In this case, the threats are not something that could happen. Rather, they are materialised events from the past year; events that gave rise to these masks, these death masks, are personally important to me. Medrana is a term from Spanish, it means fear – fear from the unknown, fear from the future, or even fear from life itself. All this is present in the works. They portray a face “responding” to a concrete moment, or in this case moments, that already happened, or are still happening, still having an impact.
“Medrana is a term from Spanish, it means fear – fear from the unknown, fear from the future, or even fear from life itself.”
In 2017, Zuzana Kubelková won the prestigious YOUNG GLASS Award of the Danish Glasmuseet Ebeltoft. The Prague based Galerie Kuzebauch introduces works from her 2019 exhibition in Ebeltoft as well as some brand new pieces
For the time being, your exhibition is accessible exclusively online due to the current government restriction. I feel like in the context of your works, in contrast to other creative areas, the physical contact is often hugely important. How do you feel about this tendency of the world towards an increasingly online presence?

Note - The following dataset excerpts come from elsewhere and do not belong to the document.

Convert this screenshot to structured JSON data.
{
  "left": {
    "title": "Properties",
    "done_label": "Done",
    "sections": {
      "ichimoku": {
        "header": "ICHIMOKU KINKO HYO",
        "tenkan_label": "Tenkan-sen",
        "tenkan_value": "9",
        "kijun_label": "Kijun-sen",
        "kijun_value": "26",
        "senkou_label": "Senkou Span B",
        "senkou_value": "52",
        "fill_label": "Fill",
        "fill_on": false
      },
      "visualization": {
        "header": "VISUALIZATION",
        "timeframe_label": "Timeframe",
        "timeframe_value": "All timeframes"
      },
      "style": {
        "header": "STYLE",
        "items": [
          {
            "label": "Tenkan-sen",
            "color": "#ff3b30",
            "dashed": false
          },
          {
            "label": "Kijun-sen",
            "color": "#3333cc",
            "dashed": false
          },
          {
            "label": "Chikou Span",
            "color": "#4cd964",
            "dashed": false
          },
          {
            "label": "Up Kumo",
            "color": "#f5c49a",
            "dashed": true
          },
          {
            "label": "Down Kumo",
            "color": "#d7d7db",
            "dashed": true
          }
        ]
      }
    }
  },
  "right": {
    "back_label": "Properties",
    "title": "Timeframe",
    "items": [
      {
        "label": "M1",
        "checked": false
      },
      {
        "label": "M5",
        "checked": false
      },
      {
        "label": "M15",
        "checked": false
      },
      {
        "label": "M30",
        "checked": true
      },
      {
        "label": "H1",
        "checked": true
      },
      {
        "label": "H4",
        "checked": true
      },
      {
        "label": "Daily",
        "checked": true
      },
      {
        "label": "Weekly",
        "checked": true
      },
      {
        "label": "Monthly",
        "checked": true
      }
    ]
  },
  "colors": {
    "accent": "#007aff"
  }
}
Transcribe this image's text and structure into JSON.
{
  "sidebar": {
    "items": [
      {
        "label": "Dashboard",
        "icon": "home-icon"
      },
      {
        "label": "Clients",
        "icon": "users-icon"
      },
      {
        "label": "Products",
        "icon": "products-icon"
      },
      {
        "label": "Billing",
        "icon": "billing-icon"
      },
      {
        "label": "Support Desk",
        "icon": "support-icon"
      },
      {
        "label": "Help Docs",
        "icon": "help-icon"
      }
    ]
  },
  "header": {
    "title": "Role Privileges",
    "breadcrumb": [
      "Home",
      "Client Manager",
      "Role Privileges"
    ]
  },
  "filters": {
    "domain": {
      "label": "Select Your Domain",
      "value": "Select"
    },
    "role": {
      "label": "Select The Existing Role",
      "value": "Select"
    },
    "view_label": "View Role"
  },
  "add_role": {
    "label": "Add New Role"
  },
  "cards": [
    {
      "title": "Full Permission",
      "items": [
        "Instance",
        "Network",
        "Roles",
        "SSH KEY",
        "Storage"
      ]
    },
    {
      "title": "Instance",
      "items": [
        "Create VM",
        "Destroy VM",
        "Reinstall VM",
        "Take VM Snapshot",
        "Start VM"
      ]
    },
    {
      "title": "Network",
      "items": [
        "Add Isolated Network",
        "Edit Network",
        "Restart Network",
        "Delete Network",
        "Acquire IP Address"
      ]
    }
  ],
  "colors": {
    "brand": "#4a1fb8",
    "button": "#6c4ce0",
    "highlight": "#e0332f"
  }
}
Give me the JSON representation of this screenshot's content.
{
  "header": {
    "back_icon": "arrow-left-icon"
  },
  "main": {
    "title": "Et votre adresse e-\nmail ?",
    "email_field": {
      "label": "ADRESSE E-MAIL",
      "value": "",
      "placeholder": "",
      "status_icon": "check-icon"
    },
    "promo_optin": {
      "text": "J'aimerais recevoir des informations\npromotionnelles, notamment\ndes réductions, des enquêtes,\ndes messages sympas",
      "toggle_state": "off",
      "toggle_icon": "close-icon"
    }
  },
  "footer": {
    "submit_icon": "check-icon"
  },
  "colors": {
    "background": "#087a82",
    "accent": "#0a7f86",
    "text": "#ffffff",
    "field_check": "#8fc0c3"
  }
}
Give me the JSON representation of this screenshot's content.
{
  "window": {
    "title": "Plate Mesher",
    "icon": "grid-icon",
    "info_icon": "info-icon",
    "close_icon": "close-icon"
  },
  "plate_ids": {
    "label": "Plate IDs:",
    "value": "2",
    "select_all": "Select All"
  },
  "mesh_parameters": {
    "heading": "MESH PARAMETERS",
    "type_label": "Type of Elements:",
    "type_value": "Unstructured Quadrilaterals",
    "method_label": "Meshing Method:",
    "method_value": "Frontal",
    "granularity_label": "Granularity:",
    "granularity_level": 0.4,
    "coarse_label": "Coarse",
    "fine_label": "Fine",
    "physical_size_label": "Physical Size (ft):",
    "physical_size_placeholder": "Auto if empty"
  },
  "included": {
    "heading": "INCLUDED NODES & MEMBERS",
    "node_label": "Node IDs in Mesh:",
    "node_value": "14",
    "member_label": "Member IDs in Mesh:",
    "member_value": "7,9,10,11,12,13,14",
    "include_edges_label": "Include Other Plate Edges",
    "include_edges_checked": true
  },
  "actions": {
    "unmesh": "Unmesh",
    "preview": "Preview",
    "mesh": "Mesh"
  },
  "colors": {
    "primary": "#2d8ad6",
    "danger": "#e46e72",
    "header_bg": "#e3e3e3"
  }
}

These days, it is crucial to be online. People who are not on Facebook, Instagram or other networks are often almost non-existent. In areas where one needs to represent oneself, online presence is becoming indispensable. Nevertheless, I’m only on Facebook, and share things related exclusively to my work and not even all of it. I value my privacy and thanks to that I’m pleased whenever somebody notices me during my exhibition, when they see my works in real life and want to talk about them, or simply share them with others. That is why physical contact of people with my works is important for me, because I can meet many interesting people that can lead me to new ideas, while simultaneously, my works can inspire them too.
On the other hand, one can reach a much wider audience and different groups of people on the internet. Those, who are not physically able to see the exhibition, who live only online or are afraid to socialise or just plain lazy… Everything has its pros and cons – that is why I’m happy even for this online exhibition. However, I still hope we will all be able to meet soon in Galerie Kuzebauch to see it live.